I am free of most addictions; I wake up at 65 years old most mornings without pain or stiffness, grogginess or worry. I feel good and good about myself. I don’t live with shame or regret and I do not think, no matter where the next 30 years take me, that I will ever say, “I wish I had ….”

Those are my qualifications for writing this column. Those and the hundreds of books, articles and months at nutritional, spiritual and emotional retreats I have devoured.

I have lived for decades believing certain things, starting with the basic Taoist adage: “The proper use of food is far superior to medicine.”

Let’s start with one of the assumptions that makes me a crazy: Cancer and heart disease and diabetes are inevitable.

That belief that these deadly diseases are a fact of life is not true, not one bit true. The depressing premise is based upon a combination of addiction to sugar and carbohydrates that keeps us telling ourselves, “you’ve got to die somehow,” coupled with marketing support for that excuse from the medical pharmaceutical complex.
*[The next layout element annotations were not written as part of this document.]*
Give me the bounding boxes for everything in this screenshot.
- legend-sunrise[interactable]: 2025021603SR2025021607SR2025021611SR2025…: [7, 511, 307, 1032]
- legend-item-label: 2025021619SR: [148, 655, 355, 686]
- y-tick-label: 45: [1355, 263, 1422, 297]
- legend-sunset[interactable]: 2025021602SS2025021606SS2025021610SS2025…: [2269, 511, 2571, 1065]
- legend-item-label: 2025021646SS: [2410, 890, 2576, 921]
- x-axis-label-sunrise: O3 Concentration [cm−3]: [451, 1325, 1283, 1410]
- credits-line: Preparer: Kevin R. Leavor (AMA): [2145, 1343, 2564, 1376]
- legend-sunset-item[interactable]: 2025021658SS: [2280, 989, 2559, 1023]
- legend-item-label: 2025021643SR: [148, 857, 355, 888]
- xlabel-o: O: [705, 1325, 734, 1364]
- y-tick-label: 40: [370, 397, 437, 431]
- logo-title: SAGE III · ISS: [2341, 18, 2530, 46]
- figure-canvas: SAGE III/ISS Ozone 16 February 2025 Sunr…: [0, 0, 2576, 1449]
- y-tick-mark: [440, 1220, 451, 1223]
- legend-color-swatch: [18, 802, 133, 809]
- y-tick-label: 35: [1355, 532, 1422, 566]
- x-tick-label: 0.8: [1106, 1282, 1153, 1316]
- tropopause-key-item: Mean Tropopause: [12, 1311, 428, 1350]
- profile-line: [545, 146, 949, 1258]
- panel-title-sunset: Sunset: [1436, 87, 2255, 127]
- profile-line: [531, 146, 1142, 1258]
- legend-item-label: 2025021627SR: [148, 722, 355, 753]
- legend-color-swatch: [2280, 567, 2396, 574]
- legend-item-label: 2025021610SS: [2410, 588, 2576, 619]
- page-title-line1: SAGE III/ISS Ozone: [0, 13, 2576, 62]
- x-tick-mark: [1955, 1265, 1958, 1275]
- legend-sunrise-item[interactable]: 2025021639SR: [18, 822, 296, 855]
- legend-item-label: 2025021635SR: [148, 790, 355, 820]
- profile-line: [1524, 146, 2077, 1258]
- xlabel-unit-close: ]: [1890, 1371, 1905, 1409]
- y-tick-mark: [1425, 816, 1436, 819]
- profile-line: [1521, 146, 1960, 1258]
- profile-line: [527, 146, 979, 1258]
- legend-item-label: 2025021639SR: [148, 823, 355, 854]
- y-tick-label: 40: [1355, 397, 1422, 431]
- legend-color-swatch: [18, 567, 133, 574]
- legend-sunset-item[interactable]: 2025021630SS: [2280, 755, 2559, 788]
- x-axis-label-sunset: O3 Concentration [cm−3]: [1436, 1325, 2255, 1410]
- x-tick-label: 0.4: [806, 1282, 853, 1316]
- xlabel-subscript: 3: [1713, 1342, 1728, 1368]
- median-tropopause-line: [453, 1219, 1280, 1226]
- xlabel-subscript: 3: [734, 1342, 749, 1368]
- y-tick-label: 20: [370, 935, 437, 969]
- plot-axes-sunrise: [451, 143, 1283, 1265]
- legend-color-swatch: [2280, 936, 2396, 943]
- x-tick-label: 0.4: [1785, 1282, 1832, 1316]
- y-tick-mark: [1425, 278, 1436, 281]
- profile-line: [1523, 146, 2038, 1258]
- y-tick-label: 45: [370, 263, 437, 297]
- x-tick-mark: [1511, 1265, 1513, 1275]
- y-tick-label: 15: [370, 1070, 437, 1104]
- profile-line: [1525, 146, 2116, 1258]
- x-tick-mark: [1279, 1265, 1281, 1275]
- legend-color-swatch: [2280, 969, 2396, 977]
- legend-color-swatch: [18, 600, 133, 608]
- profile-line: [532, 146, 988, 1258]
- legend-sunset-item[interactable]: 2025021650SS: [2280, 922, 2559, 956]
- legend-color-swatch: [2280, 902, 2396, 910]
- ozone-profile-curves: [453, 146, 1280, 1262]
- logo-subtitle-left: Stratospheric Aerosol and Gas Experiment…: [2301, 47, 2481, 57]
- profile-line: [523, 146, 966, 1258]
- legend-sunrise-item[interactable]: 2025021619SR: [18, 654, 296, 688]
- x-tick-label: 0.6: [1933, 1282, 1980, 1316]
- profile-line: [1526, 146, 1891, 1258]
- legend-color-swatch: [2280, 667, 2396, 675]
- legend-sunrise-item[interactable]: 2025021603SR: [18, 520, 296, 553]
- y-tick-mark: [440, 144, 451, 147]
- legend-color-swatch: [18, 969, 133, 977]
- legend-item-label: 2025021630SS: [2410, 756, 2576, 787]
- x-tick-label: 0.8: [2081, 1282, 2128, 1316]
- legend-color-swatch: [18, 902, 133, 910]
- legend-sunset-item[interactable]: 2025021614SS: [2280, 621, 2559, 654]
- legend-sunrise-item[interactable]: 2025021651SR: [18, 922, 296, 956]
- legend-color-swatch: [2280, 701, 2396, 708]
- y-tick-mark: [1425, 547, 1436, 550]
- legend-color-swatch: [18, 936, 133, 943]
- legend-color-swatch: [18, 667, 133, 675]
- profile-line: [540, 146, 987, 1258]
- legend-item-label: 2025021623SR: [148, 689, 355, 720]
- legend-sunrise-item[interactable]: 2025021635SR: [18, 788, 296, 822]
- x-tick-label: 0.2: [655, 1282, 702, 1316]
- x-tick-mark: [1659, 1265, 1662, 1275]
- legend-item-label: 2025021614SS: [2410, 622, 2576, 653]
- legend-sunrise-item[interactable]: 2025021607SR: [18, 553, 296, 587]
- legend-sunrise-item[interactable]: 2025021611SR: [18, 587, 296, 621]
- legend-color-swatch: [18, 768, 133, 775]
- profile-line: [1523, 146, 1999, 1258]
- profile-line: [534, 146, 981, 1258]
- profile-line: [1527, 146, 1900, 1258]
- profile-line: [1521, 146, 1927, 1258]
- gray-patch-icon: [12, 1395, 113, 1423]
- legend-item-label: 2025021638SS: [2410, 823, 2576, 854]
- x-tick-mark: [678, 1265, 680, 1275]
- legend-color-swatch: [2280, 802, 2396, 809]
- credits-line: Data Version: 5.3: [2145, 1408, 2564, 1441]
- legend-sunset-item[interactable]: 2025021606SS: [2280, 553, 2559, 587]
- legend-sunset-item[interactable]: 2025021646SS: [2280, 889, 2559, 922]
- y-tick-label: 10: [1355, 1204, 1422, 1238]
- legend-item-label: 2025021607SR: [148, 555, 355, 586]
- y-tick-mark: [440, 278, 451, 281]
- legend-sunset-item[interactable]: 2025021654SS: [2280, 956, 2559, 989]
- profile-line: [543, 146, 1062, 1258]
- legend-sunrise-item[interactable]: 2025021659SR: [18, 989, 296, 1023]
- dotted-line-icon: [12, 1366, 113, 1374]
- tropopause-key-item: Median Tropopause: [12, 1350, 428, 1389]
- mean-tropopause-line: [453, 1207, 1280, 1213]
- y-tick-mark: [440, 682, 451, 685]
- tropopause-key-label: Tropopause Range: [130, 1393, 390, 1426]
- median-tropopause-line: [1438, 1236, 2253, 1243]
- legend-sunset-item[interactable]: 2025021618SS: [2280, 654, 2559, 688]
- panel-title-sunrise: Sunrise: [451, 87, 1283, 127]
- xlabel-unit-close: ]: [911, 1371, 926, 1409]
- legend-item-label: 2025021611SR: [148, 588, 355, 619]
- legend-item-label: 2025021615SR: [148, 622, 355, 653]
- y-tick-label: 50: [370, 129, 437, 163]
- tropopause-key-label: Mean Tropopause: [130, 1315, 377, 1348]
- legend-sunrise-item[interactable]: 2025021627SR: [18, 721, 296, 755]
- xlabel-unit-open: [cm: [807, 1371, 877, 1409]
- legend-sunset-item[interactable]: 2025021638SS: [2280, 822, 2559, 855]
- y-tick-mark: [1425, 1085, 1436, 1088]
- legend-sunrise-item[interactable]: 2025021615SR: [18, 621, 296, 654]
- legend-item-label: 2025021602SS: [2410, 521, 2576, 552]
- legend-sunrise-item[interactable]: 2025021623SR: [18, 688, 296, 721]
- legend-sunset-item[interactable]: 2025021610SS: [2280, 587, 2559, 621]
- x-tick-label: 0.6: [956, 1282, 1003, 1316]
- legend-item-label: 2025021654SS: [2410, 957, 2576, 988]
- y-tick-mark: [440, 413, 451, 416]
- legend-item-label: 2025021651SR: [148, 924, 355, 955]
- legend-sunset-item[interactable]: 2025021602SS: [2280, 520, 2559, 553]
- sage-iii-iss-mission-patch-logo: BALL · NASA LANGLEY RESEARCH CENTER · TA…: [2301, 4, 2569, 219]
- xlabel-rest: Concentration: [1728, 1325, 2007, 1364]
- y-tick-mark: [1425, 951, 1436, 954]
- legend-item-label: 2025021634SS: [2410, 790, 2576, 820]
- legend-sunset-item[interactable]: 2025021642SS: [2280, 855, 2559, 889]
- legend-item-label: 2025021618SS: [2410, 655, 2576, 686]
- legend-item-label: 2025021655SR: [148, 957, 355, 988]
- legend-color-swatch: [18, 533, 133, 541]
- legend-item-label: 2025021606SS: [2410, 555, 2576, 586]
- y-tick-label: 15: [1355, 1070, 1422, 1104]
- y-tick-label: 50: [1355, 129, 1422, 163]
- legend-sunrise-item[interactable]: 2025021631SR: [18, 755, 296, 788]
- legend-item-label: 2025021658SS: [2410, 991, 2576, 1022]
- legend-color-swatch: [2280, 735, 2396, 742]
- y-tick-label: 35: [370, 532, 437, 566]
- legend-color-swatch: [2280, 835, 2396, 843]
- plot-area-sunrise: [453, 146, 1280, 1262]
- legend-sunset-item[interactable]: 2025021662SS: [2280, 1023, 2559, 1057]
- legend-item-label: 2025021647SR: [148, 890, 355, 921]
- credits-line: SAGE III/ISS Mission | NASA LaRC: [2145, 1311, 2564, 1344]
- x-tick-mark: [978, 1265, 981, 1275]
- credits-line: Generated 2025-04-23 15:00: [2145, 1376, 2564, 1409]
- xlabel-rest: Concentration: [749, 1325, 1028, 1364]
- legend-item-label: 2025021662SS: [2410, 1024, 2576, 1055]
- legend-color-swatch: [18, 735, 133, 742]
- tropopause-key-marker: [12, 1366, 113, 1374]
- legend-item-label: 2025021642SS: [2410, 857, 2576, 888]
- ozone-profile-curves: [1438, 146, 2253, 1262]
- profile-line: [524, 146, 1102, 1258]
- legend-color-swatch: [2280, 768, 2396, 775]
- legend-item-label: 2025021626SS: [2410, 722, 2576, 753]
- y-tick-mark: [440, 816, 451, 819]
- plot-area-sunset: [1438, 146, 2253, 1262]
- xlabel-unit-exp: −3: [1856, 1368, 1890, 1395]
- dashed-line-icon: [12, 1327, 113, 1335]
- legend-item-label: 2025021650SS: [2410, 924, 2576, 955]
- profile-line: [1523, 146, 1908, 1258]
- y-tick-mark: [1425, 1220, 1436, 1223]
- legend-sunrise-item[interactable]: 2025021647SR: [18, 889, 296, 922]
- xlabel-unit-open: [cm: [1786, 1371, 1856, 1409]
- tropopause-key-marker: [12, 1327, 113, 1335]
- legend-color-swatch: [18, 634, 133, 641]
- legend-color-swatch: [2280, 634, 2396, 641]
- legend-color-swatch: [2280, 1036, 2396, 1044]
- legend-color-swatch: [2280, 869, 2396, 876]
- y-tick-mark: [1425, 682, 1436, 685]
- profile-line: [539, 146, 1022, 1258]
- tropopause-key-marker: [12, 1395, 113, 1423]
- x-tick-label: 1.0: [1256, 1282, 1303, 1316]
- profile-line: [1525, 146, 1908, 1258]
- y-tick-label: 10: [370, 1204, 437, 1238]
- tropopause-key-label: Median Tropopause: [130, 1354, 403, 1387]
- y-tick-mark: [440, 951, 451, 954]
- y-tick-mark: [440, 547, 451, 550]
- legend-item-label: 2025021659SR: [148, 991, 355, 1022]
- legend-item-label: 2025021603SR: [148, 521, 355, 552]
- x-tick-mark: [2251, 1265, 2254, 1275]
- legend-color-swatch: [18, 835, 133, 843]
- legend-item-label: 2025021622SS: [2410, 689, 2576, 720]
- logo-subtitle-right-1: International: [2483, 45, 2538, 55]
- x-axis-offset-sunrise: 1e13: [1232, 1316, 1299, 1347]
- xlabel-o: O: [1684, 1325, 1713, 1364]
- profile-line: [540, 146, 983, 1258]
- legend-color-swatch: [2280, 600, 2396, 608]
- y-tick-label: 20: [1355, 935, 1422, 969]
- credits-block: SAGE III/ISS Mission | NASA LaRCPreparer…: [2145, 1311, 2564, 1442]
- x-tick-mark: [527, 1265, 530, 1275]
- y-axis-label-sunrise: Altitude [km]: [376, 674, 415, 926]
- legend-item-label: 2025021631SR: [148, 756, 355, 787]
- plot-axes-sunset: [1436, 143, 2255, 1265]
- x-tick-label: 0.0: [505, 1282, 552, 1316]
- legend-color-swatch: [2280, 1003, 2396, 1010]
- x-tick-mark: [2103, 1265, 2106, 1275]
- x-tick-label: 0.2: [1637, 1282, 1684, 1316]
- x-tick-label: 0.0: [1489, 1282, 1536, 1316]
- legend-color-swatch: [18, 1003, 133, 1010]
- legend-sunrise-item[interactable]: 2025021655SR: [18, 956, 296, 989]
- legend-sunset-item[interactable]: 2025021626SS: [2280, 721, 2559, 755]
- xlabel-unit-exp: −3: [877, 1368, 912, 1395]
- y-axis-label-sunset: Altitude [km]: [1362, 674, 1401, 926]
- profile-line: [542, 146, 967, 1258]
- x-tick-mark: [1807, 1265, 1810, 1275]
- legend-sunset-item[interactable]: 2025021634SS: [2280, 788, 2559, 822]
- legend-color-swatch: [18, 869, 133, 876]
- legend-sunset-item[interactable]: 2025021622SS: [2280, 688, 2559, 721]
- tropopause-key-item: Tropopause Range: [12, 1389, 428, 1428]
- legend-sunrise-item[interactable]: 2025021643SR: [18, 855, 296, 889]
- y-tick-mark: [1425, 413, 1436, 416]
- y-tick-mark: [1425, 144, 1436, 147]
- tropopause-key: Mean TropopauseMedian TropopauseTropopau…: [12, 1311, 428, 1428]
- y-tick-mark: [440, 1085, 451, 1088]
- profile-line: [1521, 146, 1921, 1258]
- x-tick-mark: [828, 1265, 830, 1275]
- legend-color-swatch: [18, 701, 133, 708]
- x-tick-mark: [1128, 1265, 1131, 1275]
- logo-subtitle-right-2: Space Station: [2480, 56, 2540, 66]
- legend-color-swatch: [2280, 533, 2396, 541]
Billions of dollars are being made by unscrupulous processed food producers who care not one whit for us and our health or well being. They are part of the greedy, sad people who live to make money.

Several books, movies and newspaper and magazine articles have exposed the fact that these corporations know what they are peddling is deadly. One of my favorite books that lays bare the ugly underbelly of the not-real-food industry is "The End of Overeating: Taking Control of the Insatiable American Appetite," by none other than former FDA commissioner David Kessler. Who could possibly know better what the industry is manipulating and how.

But if books are too much for you, get “Fed Up” on Netflix. Produced and narrated by Katie Couric, it chronicles the lives of four obese children. It will make you cry. It will make you think of someone you know. And hopefully it will make you angry.

The movie was squelched in its distribution, just as Couric points out that Michelle Obama and the World Health Organization were when they went after the sugar industry.

Note to reader: Billions of dollars are at stake.

So the food industry sets the stage for the pharmaceutical industry, which are the foundations of the health insurance industry, which robs us all of our independence and freedom. In the end we face physical and financial bankruptcy if we don’t fight back.

It is time to get free, to stand up and say “NO” to this vicious, deadly cycle. But that’s going to take a lot of courage. It means saying no to the substances we have become addicted to.

For some it means learning how to cook. That was another recent revelation. There are gazillions of people out there who, as a result of fast and processed food, do not know how to cook.

I want to join with all of you who care about yourselves, all of you who know you do not have to spend your life destroying it, and share with you the freedom I have come to know.

I am excited (and crazy enough to think there are a lot of people out there who care enough to do the hard stuff).

More to come….

Food note: “Don’t buy any food you’ve ever seen advertised.” -Michael Pullan, author of “In Defense of Food.”